Emerging business is our area where we invest for new innovative solutions. And results here improved, driven by our profitable AI connected business. And, as I said, free cash flow is SEK 2.2 billion after having had SEK 3.7 billion in cash outplaced for provisions and restructuring.

The next. We have gotten quite a lot of questions about the gross margin development, and as you can see from this graph that we have a sequential decline in gross margin, which is — when you look quarter-over-quarter, the decrease is really due to a couple of reasons. One is, of course, that we had larger than usual IPR revenues during the first quarter, which helped gross margin and gave a boost on gross margin while we, in the second quarter, have a large IPR settlement. Of course, putting pressure on gross margin in Q2 — and then, we have some other effect on a little bit lower software portion in digital services and some timing on cost and managed services.

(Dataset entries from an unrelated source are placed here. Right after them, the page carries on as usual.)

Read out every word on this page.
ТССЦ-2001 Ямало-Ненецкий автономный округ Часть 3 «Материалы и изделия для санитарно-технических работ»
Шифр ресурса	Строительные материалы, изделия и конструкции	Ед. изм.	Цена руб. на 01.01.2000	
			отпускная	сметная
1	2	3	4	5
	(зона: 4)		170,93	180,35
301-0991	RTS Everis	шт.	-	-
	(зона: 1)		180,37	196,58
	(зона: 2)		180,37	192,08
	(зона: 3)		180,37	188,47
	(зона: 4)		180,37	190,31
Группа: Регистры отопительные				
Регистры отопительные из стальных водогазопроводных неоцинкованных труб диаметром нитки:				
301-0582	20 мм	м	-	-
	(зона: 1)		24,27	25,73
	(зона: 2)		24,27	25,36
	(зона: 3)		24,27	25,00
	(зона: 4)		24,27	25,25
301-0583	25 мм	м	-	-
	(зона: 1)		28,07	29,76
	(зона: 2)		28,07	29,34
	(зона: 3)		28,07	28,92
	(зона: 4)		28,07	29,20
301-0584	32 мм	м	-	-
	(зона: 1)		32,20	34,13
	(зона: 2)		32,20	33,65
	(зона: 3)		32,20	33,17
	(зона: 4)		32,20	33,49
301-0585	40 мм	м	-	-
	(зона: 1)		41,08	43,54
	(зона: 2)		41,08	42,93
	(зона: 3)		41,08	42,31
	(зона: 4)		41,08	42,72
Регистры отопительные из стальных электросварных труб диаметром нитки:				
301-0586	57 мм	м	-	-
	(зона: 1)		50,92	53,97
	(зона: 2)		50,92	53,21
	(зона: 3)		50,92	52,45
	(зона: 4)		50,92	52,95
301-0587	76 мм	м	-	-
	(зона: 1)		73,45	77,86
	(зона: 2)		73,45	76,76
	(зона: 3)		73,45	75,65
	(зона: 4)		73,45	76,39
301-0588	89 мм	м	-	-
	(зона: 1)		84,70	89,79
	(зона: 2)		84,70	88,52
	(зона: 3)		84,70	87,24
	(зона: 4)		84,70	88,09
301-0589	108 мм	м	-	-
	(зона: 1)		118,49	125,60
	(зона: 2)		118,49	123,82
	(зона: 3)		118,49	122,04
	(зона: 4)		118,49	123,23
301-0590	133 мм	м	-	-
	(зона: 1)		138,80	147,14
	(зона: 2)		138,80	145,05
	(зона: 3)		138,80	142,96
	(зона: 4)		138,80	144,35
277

But if we leave that bit outside and jump to the next slide, which is focusing on the movement in networks. So, if we look at the Q1 gross margin, it was 43.2%. What we have here is an unseasonably large IPR revenues in Q1, which of course then — can relate a bit to some old — catch-up payments on old contracts. And that — if you remove that, you get to an adjusted Q1 margin — given that we haven’t given the detailed numbers here, we can look at the size of the bars and estimate them. But there are not — they are not populated with numbers. But — and that is actually due to the — I’ll go back to that later.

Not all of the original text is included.